Sukses

Pengusaha: Pungut Cukai Kemasan Plastik, Negara Bakal Lebih Rugi

Negara berpotensi kehilangan penerimaan pajak jauh lebih besar dibanding dengan asumsi pendapatan di sektor cukai.

Liputan6.com, Jakarta - Rencana pemerintah mengenakan tarif cukai produk dan kemasan plastik ditengarai akan merugikan negara hingga Rp 528 miliar dalam kurun waktu setahun.

Negara berpotensi kehilangan penerimaan pajak jauh lebih besar dibanding dengan asumsi pendapatan di sektor cukai yang diprediksi hanya mencapai Rp 1,9 triliun.

Estimasi kerugian negara tersebut merupakan hasil studi dari Forum Lintas Asosiasi Industri Produsen dan Pengguna Plastik (FLAIPP) bekerjasama dengan peneliti dari Fakultas Ekonomi dan Bisnis Universitas Indonesia.

Forum ini menggelar simulasi perhitungan untuk mengukur dampak ekonomi terhadap pengenaan cukai bungkus plastik.

Perwakilan FLAIPP Rachmat Hidayat mengungkapkan, penelitian ini memperkirakan biaya dan keuntungan bagi pemerintah dalam mengenakan cukai kemasan plastik, khususnya produk minuman.

Penelitian tersebut kemudian menjelaskan dampak kenaikan harga produk akibat cukai bungkus plastik, penurunan permintaan, penurunan penjualan industri. Hasilnya akan terjadi penurunan Pajak Pertambahan Nilai (PPN) dan Pajak Penghasilan (PPh) Badan, serta mempengaruhi perubahan penerimaan pemerintah.

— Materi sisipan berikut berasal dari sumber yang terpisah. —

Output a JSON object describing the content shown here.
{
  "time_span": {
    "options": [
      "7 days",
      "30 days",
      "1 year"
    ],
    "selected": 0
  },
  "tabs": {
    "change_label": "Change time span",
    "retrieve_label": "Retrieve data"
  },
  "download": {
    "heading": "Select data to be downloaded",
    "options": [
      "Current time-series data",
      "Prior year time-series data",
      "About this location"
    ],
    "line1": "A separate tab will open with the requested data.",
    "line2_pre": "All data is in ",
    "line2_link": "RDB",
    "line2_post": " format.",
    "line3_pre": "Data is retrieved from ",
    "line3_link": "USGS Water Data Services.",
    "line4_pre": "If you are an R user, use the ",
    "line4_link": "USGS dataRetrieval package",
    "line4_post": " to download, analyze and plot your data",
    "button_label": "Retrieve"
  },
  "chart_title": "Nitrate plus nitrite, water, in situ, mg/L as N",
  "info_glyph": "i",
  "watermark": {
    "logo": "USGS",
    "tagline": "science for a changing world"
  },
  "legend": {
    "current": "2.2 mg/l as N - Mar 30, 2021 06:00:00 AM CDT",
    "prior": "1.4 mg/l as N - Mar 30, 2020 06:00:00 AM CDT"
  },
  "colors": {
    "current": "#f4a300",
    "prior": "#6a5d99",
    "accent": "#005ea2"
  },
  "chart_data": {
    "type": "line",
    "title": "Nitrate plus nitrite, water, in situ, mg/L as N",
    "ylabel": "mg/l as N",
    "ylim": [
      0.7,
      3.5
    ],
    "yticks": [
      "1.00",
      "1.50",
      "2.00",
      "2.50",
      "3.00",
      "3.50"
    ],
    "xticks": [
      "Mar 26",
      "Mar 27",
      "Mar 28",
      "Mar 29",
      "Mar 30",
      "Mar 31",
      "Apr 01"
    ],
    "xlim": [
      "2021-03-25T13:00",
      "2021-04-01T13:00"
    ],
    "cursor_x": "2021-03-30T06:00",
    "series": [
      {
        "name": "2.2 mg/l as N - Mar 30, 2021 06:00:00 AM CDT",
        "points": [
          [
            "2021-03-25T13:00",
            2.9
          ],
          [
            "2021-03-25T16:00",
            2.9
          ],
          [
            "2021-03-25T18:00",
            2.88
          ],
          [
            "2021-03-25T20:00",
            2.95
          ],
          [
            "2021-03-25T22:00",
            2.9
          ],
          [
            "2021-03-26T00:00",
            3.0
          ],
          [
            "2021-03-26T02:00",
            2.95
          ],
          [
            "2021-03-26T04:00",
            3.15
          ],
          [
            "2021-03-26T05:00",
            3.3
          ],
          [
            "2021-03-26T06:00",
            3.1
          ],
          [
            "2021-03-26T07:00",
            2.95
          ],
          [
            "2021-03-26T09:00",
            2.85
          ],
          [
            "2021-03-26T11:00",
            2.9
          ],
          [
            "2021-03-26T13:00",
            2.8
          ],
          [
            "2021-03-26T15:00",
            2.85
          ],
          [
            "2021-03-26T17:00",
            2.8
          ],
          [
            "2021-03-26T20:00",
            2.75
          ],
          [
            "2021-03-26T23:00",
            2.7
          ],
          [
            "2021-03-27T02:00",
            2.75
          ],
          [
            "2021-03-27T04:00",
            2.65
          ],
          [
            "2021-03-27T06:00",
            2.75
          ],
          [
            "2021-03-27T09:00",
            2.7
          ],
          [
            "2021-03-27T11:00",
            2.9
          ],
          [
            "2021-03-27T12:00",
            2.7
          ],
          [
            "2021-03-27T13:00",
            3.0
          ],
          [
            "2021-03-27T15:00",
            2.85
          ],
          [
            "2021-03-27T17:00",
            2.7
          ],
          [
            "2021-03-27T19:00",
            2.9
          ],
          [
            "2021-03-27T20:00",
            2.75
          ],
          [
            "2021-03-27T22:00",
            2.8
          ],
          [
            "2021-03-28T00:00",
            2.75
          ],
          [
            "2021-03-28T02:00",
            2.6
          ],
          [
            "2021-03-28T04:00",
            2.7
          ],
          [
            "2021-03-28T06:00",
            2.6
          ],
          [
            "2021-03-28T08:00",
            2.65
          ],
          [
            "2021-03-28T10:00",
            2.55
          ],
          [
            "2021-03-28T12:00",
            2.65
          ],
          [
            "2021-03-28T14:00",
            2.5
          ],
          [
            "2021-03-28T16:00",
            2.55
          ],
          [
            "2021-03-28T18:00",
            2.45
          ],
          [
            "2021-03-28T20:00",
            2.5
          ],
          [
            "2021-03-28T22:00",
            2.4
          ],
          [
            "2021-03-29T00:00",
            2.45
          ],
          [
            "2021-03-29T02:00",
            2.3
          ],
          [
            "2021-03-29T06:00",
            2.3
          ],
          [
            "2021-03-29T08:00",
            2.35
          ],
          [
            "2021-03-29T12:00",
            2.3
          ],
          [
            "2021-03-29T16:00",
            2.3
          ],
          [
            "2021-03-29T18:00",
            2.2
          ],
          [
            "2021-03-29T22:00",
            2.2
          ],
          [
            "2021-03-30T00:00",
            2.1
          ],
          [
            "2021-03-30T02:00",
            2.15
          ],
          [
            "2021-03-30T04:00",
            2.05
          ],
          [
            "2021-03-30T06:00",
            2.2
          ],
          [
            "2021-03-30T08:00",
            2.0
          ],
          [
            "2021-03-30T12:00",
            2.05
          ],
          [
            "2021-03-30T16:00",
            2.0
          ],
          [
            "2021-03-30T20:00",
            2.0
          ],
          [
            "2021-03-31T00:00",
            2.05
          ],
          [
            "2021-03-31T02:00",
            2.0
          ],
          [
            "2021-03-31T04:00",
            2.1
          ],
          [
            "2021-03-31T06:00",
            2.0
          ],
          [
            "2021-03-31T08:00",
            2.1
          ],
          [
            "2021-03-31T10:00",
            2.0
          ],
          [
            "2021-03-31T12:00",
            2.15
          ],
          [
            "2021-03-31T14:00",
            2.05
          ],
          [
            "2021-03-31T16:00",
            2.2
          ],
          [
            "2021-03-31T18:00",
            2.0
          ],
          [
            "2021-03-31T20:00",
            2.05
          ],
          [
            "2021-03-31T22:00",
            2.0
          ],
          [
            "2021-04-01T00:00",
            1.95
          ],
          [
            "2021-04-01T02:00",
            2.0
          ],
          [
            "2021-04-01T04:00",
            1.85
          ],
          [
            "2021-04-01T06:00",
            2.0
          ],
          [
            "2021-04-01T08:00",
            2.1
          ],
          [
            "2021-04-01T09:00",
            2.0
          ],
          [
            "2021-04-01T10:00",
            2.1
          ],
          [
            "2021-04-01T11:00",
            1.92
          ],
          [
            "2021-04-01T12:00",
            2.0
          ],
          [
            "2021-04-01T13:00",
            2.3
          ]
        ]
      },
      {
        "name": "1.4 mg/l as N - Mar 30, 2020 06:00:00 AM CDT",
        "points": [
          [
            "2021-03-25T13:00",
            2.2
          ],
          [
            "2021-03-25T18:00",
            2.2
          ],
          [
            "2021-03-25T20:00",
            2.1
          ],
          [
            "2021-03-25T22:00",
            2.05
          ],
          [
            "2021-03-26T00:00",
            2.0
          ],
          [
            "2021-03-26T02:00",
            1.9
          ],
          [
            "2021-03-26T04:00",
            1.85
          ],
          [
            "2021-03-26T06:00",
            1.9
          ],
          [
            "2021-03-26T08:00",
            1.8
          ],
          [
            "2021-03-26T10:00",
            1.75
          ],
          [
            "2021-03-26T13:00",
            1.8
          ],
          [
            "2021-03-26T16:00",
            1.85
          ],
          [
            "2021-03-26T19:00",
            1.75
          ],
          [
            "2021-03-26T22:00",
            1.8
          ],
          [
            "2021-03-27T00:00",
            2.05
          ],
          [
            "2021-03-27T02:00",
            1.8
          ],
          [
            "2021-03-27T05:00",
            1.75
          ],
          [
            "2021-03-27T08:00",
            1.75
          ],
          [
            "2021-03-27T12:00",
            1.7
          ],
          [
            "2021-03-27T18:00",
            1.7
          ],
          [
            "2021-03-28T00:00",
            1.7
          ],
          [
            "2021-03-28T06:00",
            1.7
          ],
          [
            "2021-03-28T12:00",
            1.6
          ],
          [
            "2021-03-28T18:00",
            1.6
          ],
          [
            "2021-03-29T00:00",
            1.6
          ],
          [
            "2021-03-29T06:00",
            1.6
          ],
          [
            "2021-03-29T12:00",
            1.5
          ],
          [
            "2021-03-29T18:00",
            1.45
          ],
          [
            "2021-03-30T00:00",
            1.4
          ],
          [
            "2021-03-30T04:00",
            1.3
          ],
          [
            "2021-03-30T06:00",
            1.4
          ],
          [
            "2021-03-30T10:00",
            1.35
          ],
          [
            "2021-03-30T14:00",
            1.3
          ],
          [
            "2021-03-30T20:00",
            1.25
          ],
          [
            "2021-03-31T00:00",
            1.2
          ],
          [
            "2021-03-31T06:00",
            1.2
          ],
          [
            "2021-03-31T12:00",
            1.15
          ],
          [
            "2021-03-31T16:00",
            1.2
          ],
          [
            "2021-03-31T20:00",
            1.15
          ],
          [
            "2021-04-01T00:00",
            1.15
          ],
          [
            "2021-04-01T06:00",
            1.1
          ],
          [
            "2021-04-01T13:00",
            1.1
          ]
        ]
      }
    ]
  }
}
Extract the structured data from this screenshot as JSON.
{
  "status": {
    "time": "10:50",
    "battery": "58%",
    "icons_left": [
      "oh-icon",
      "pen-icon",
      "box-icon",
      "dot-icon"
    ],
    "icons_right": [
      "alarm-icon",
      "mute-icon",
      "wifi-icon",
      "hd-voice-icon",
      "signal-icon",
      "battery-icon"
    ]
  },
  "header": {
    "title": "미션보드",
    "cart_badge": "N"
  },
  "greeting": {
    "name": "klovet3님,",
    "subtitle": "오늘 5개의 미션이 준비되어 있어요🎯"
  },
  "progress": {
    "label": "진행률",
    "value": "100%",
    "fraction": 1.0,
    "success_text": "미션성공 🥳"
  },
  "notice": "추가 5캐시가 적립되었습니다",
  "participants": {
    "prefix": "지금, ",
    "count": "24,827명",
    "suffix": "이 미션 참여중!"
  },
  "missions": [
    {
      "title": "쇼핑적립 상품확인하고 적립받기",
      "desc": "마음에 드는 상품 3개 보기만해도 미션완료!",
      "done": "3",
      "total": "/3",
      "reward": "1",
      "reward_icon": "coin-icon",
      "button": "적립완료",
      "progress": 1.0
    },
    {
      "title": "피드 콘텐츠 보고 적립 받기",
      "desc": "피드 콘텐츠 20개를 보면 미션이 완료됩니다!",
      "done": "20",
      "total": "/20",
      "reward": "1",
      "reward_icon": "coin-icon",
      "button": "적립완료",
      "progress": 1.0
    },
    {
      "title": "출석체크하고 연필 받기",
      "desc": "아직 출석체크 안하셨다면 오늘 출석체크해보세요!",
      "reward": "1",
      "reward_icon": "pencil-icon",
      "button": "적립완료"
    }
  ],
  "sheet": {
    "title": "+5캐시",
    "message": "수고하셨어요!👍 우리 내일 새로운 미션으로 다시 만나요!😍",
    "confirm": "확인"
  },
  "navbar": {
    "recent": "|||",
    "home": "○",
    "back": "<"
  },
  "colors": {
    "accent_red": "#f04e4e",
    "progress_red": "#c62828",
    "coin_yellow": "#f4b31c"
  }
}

“Pungutan cukai bungkus plastik justru kontra produktif, karena tidak menyelesaikan masalah isu sampah plastik dan menghambat pertumbuhan industri. Pemerintah juga akan dirugikan Rp 528 miliar dari kebijakan ini, di luar biaya pungutan cukai yang harus dikeluarkan pemerintah”, tegas dia dalam keterangan resmi di Jakarta, Jumat (15/7/2016).

Asumsi itu, diakui Rachmat, diperoleh dari perhitungan estimasi pungutan tarif cukai terhadap gelas plastik sebesar Rp 50 dan botol plastik sebesar Rp 200 per buah akan menurunkan permintaan minuman dalam kemasan sebesar Rp 10,2 triliun per tahun. Negara akan mengantongi penerimaan sebesar Rp 1,91 triliun per tahun dari pendapatan cukai baru.

“Tapi di sisi lain, negara akan kehilangan penerimaan hingga Rp 2,44 triliun, akibat turunnya penerimaan dari PPN dan PPh Badan. Karena kenaikan harga yang akan ditanggung konsumen dapat menurunkan penjualan perusahaan (produsen, distributor, grosir atau retailer),” jelasnya.

Sebagai pelaku industri, Rachmat mengatakan, prinsip dasar kebijakan cukai bukan sebagai instrumen penerimaan negara. “Kebijakan ini justru bertentangan dengan kebijakan deregulasi untuk menggerakkan pertumbuhan ekonomi dan memajukan iklim investasi,” ucap dia.

Sementara itu, Peneliti dari Fakultas Ekonomi dan Bisnis UI Eugenia Mardanugraha, menambahkan, bahwa pengenaan cukai akan mengerek harga di tingkat konsumen. “Sama halnya dengan pajak, cukai akan menurunkan daya beli masyarakat,” terang Eugenia.